Die letzte Rechnung steht noch aus
Der Atom-Pakt macht viele wütend – und ist doch die beste Alternative
Berlin. Dass jetzt nicht nur Atomkraftgegner die Faust in der Tasche ballen, ist verständlich. Die vier großen Energiekonzerne haben 50 Jahre lang enorm an der Kernenergie verdient, nach unterschiedlichen Schätzungen 120 Milliarden Euro oder mehr. Und nun, da es um ihre dreckige Hinterlassenschaft geht, stehlen sie sich mit der lächerlichen Summe von 23 Milliarden Euro aus der Verantwortung. Nicht wenige empfinden die Regelung der Kostenverteilung für Rückbau und Endlagerung der Atomanlagen, die gestern vom Bundestag beschlossen wurde, als skandalösen Ablasshandel.
Alle Atomkraftwerke in Deutschland müssen ab 2022 abgerissen und Stück für Stück verpackt werden. Das bezahlen zwar die Konzerne, doch die eigentlichen Kosten kommen erst danach. Und mit den 23 Milliarden Euro aus einem Fonds, den die Energieriesen bestücken, sind diese Lasten längst nicht abgegolten. Zunächst muss es nämlich ein Zwischenlager für den Müll geben, weil das Endlager erst noch gesucht und gebaut werden muss, und dann muss dieses Endlager eine Million Jahre lang betrieben werden. Für all das hat nun der Staat den Ärger, die Verantwortung – und, abzüglich der 23 Milliarden Euro, auch die Kosten. Die letzte Rechnung kommt erst noch. „Kleinigkeiten“wie die Sanierung der wilden Atom-Deponie Asse, die allein vier Milliarden Euro Staatsgeld verschlingt, sind da überhaupt noch nicht berücksichtigt.
Von wegen billiger Atomstrom: Den hat es nie gegeben. Auch ohne Super-Gau nicht. Es war immer Milliarden sind die Summe, die noch zu holen war. Dieses Geld ist wenigstens sofort gesichert und unter öffentlicher Kontrolle.

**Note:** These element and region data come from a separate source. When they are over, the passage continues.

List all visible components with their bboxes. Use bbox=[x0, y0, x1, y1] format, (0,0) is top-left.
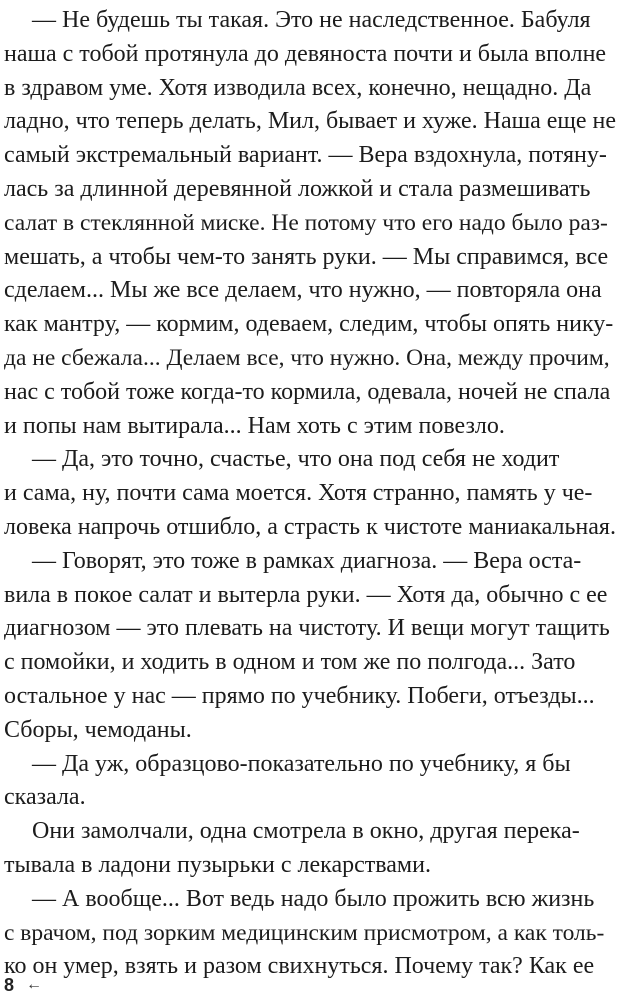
text-line: самый экстремальный вариант. — Вера вздохнула, потяну- bbox=[4, 142, 607, 169]
text-line: нас с тобой тоже когда-то кормила, одевала, ночей не спала bbox=[4, 378, 611, 405]
text-line: ладно, что теперь делать, Мил, бывает и хуже. Наша еще не bbox=[4, 108, 616, 135]
page-number: 8 bbox=[4, 974, 15, 995]
text-line: и сама, ну, почти сама моется. Хотя странно, память у че- bbox=[4, 480, 593, 507]
text-line: мешать, а чтобы чем-то занять руки. — Мы справимся, все bbox=[4, 243, 609, 270]
text-line: наша с тобой протянула до девяноста почти и была вполне bbox=[4, 40, 607, 67]
text-line: тывала в ладони пузырьки с лекарствами. bbox=[4, 851, 431, 878]
text-line: с врачом, под зорким медицинским присмотром, а как толь- bbox=[4, 919, 605, 946]
text-line: сказала. bbox=[4, 784, 86, 811]
text-line: салат в стеклянной миске. Не потому что его надо было раз- bbox=[4, 209, 608, 236]
text-line: ловека напрочь отшибло, а страсть к чистоте маниакальная. bbox=[4, 513, 616, 540]
text-line: — Не будешь ты такая. Это не наследственное. Бабуля bbox=[32, 7, 591, 33]
text-line: диагнозом — это плевать на чистоту. И вещи могут тащить bbox=[4, 615, 610, 642]
text-line: — Говорят, это тоже в рамках диагноза. — Вера оста- bbox=[32, 547, 582, 574]
text-line: ко он умер, взять и разом свихнуться. Почему так? Как ее bbox=[4, 953, 595, 980]
text-line: — Да, это точно, счастье, что она под себя не ходит bbox=[32, 446, 560, 473]
text-line: вила в покое салат и вытерла руки. — Хотя да, обычно с ее bbox=[4, 581, 608, 608]
text-line: сделаем... Мы же все делаем, что нужно, — повторяла она bbox=[4, 277, 602, 304]
back-arrow-icon[interactable]: ← bbox=[26, 976, 43, 993]
text-line: с помойки, и ходить в одном и том же по полгода... Зато bbox=[4, 649, 576, 676]
text-line: остальное у нас — прямо по учебнику. Побеги, отъезды... bbox=[4, 682, 595, 709]
text-line: — А вообще... Вот ведь надо было прожить всю жизнь bbox=[32, 885, 595, 912]
page-body-text bbox=[4, 4, 616, 984]
text-line: в здравом уме. Хотя изводила всех, конечно, нещадно. Да bbox=[4, 74, 592, 101]
text-line: как мантру, — кормим, одеваем, следим, чтобы опять нику- bbox=[4, 311, 614, 338]
page-footer bbox=[4, 972, 42, 998]
text-line: лась за длинной деревянной ложкой и стала размешивать bbox=[4, 175, 591, 202]
text-line: Сборы, чемоданы. bbox=[4, 716, 192, 743]
text-line: Они замолчали, одна смотрела в окно, другая перека- bbox=[32, 818, 580, 845]
text-line: и попы нам вытирала... Нам хоть с этим повезло. bbox=[4, 412, 505, 439]
text-line: — Да уж, образцово-показательно по учебнику, я бы bbox=[32, 750, 571, 777]
text-line: да не сбежала... Делаем все, что нужно. Она, между прочим, bbox=[4, 344, 610, 371]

Ausstieg mit Schaden, so endet eine Energieform, von der man einst glaubte, sie könne Menschheitsprobleme lösen. Sie hat in Wahrheit nur welche gebracht.

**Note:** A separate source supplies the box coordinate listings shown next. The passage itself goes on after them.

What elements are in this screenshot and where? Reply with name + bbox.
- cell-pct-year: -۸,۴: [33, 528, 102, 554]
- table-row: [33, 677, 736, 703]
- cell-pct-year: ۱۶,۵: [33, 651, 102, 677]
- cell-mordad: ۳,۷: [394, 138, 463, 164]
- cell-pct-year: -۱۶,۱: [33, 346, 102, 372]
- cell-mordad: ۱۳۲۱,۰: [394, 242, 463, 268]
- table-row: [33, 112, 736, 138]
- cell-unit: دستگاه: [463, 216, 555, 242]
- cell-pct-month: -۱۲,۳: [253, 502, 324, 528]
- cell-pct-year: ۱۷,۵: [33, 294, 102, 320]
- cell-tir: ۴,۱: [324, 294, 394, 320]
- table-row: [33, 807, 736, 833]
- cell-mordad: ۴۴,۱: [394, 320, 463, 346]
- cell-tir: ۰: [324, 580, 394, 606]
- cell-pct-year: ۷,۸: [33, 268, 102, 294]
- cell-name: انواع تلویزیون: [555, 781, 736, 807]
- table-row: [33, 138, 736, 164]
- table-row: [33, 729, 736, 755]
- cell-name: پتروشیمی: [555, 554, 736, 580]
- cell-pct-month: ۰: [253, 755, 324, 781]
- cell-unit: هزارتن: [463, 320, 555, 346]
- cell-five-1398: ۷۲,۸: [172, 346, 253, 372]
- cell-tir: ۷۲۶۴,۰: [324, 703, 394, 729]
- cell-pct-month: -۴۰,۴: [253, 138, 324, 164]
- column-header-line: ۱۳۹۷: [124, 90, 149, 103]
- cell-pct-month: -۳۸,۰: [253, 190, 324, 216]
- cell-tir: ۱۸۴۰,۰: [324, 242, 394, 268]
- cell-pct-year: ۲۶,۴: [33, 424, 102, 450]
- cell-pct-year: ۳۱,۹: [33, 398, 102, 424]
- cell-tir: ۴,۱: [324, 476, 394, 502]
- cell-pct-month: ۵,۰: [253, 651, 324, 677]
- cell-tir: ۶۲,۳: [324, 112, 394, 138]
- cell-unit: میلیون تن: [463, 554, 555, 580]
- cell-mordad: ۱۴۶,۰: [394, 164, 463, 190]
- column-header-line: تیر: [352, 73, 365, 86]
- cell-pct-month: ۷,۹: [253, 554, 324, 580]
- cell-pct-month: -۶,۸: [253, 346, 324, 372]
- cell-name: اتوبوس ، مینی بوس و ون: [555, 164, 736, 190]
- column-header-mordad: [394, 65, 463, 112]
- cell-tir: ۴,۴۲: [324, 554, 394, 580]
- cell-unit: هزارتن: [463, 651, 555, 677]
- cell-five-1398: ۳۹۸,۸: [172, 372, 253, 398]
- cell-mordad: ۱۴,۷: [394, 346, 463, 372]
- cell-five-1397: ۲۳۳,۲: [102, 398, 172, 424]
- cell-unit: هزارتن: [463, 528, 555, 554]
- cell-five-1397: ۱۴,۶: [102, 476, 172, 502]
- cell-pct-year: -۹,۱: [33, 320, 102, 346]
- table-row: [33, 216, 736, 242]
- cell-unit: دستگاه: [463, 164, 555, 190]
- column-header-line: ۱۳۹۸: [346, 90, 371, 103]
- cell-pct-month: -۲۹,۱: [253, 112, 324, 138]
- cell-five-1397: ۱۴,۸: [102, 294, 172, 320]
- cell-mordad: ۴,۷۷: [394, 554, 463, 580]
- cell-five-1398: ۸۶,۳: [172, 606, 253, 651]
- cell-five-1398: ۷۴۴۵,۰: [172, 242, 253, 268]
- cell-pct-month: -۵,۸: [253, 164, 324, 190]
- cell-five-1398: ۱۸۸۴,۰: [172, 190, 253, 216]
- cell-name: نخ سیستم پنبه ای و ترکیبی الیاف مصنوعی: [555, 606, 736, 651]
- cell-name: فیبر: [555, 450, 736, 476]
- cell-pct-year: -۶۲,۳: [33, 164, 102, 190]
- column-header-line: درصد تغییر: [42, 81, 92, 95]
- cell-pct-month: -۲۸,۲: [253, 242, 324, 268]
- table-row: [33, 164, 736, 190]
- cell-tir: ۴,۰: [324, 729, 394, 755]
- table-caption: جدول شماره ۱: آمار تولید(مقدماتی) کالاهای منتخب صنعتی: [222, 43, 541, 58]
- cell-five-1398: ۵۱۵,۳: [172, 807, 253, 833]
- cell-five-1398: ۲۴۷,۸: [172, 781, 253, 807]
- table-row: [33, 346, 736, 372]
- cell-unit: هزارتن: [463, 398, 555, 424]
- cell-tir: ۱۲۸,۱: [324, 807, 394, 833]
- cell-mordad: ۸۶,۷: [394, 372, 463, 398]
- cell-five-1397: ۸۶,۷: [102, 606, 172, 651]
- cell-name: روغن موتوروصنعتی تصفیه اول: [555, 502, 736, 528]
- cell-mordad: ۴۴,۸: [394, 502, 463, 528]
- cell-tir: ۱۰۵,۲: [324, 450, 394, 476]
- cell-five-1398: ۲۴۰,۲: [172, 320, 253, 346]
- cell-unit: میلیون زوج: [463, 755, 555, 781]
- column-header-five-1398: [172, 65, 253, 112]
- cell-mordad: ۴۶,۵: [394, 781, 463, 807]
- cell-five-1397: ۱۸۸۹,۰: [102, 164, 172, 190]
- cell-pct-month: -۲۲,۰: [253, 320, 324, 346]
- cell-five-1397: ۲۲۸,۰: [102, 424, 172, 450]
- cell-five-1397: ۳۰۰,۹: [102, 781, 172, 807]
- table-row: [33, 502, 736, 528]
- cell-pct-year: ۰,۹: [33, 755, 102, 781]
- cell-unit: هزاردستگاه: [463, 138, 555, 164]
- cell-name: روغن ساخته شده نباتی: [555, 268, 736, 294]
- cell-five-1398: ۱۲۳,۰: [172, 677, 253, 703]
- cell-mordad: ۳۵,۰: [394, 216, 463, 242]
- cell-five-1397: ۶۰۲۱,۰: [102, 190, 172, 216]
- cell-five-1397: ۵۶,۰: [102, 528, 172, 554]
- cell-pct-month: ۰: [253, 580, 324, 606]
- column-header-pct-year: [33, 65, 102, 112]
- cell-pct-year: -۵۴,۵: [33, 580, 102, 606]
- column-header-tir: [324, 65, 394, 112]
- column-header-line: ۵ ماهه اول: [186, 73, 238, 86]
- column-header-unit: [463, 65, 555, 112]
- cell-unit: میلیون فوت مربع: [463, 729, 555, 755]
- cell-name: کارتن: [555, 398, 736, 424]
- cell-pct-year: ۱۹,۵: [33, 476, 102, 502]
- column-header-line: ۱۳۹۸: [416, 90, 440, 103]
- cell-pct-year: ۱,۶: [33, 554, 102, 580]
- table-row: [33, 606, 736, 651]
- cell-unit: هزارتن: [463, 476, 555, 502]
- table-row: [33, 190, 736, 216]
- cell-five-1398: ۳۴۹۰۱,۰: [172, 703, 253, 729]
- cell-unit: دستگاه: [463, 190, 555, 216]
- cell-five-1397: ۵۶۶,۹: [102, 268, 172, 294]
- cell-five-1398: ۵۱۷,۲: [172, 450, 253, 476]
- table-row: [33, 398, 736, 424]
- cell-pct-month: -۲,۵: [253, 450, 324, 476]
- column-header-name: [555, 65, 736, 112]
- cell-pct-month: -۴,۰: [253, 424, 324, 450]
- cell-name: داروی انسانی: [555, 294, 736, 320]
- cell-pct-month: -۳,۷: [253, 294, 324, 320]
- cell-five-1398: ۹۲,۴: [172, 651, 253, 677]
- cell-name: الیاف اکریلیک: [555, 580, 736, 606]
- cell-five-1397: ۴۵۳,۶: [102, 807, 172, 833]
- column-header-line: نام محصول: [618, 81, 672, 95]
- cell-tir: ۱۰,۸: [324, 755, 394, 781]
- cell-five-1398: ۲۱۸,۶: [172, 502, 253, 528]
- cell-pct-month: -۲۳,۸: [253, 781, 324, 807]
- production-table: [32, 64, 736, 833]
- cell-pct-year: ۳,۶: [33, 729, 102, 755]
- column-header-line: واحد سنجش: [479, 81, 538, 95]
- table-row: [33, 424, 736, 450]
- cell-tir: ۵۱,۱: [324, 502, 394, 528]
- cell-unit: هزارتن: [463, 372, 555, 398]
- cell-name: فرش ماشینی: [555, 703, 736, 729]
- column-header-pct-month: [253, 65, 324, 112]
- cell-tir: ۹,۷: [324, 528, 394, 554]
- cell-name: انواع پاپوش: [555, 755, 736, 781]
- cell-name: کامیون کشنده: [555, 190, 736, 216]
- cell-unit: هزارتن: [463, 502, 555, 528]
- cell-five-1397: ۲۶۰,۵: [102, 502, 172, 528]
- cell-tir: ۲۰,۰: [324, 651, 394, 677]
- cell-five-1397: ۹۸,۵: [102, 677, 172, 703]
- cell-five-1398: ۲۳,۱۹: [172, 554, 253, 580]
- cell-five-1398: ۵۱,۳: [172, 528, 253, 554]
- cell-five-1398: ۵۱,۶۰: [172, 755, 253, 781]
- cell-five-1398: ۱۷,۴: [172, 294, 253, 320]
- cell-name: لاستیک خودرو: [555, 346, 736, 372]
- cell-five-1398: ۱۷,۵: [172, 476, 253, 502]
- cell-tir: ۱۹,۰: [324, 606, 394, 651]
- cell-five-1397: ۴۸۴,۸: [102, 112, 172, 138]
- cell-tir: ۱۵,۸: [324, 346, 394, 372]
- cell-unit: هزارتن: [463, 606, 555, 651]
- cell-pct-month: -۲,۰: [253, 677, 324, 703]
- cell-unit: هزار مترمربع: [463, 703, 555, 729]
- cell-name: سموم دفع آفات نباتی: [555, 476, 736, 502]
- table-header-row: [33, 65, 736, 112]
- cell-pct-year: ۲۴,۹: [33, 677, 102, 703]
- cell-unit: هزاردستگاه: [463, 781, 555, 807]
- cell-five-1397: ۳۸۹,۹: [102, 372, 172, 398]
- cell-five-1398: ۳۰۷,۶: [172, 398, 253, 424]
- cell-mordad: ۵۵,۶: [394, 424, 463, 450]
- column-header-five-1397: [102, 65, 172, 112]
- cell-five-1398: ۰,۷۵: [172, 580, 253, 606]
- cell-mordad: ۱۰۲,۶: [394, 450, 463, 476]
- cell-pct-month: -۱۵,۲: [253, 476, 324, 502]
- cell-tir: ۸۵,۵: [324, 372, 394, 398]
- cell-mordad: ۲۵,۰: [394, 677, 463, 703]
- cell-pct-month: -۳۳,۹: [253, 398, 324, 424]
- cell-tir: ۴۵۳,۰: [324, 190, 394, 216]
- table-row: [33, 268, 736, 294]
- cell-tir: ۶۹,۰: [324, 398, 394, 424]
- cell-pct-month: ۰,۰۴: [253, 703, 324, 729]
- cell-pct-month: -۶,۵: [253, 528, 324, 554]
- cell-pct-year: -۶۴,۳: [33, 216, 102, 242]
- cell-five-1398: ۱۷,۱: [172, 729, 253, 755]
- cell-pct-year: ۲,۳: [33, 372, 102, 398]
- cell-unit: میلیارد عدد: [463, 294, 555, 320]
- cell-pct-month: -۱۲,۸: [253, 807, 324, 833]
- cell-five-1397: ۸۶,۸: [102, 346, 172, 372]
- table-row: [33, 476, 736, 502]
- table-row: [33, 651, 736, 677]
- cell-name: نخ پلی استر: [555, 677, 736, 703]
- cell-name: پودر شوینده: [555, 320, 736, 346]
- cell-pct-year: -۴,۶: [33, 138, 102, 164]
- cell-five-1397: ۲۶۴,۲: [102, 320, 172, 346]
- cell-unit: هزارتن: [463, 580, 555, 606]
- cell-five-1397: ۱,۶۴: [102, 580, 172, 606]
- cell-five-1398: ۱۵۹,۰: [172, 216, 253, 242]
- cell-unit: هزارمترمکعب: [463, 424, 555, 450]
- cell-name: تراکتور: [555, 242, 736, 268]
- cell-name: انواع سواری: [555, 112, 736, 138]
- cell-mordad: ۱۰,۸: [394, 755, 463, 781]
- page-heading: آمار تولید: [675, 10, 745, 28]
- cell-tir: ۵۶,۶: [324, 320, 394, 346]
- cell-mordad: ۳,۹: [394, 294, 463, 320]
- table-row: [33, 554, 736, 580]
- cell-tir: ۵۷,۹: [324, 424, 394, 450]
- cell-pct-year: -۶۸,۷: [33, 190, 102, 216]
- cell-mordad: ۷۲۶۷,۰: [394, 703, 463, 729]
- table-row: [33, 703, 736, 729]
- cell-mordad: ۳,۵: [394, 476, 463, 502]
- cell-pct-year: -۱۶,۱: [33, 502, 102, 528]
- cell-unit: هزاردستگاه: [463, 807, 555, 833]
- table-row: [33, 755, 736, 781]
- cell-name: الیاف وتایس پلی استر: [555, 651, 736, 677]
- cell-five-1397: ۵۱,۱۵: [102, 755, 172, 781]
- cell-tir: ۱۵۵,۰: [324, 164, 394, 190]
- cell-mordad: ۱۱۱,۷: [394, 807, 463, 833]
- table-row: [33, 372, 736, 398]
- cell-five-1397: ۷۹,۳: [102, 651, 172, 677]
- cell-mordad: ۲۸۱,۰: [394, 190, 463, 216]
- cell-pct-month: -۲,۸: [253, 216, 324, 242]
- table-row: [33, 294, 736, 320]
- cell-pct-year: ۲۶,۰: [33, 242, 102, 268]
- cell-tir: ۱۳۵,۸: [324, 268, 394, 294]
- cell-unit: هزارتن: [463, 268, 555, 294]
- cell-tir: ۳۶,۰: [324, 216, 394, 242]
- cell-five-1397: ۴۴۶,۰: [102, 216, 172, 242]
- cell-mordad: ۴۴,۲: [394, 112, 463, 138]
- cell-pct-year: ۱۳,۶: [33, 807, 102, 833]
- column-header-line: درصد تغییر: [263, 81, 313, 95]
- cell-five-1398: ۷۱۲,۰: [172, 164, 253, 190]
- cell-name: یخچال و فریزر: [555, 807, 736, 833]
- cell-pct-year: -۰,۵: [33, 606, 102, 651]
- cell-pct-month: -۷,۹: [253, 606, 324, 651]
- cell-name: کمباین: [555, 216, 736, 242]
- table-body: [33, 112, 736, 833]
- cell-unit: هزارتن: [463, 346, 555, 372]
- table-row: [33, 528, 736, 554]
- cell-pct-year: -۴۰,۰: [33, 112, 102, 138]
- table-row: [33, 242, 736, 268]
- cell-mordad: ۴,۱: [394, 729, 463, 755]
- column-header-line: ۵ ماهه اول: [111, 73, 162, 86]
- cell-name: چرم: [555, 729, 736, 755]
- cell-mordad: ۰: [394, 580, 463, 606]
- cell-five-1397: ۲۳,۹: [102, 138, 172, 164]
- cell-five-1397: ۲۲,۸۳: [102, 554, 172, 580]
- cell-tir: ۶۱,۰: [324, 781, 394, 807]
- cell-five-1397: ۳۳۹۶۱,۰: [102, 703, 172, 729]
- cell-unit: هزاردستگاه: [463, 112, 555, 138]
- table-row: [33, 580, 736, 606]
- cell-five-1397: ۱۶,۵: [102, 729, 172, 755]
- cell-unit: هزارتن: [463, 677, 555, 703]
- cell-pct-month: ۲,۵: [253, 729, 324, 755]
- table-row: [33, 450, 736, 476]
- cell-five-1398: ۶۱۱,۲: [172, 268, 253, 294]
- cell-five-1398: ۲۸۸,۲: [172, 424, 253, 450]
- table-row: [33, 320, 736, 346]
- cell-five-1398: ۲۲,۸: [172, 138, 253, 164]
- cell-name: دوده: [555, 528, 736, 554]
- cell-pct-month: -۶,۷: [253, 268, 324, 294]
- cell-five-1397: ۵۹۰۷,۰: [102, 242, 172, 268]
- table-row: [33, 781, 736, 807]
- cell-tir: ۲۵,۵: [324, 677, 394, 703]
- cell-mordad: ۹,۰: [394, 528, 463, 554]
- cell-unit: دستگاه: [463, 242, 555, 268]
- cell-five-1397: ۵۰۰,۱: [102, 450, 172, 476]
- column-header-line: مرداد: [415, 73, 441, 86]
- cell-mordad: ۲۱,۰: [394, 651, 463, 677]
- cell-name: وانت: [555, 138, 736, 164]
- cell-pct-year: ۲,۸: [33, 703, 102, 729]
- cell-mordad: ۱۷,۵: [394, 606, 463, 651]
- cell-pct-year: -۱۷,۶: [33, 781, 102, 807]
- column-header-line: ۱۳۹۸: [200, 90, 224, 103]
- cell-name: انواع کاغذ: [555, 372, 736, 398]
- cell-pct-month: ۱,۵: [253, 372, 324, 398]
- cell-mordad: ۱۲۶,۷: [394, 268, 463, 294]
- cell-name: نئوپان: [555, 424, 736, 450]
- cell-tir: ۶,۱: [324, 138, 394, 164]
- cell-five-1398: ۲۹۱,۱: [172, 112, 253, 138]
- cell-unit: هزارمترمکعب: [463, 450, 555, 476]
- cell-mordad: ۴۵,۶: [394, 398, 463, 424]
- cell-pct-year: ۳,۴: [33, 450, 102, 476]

Es sollte den Kritikern des Kompromisses Grund zum Nachdenken geben, dass die Grünen ihn mit formuliert haben. Sie hätten es nicht getan, wenn es irgendeine Lösung gegeben hätte, die die Konzerne mehr belastet hätte. Denn die Grünen haben da noch Rechnungen offen. Sie haben von Anfang an unerbittlich gegen die Atomkraft gekämpft, nicht wenige von ihnen haben es wegen ihres Widerstands mit der Justiz zu tun bekommen. Nun reichen sie ihre Hände für die gemeinsame Suche nach einem Endlager, obwohl sie diesen Müll ganz sicher nie wollten; nun reichen sie ihre Hände für einen Deal, der die Sache ein für alle Mal beendet. Die Grünen werden dafür von ihren Anhängern mehr Prügel bekommen als die einstigen Atomparteien CDU, SPD, FDP und – zu DDR-Zeiten – auch die Linken. Für ihre höchst verantwortliche Haltung in dieser Frage kann man ihnen nur Hochachtung zollen.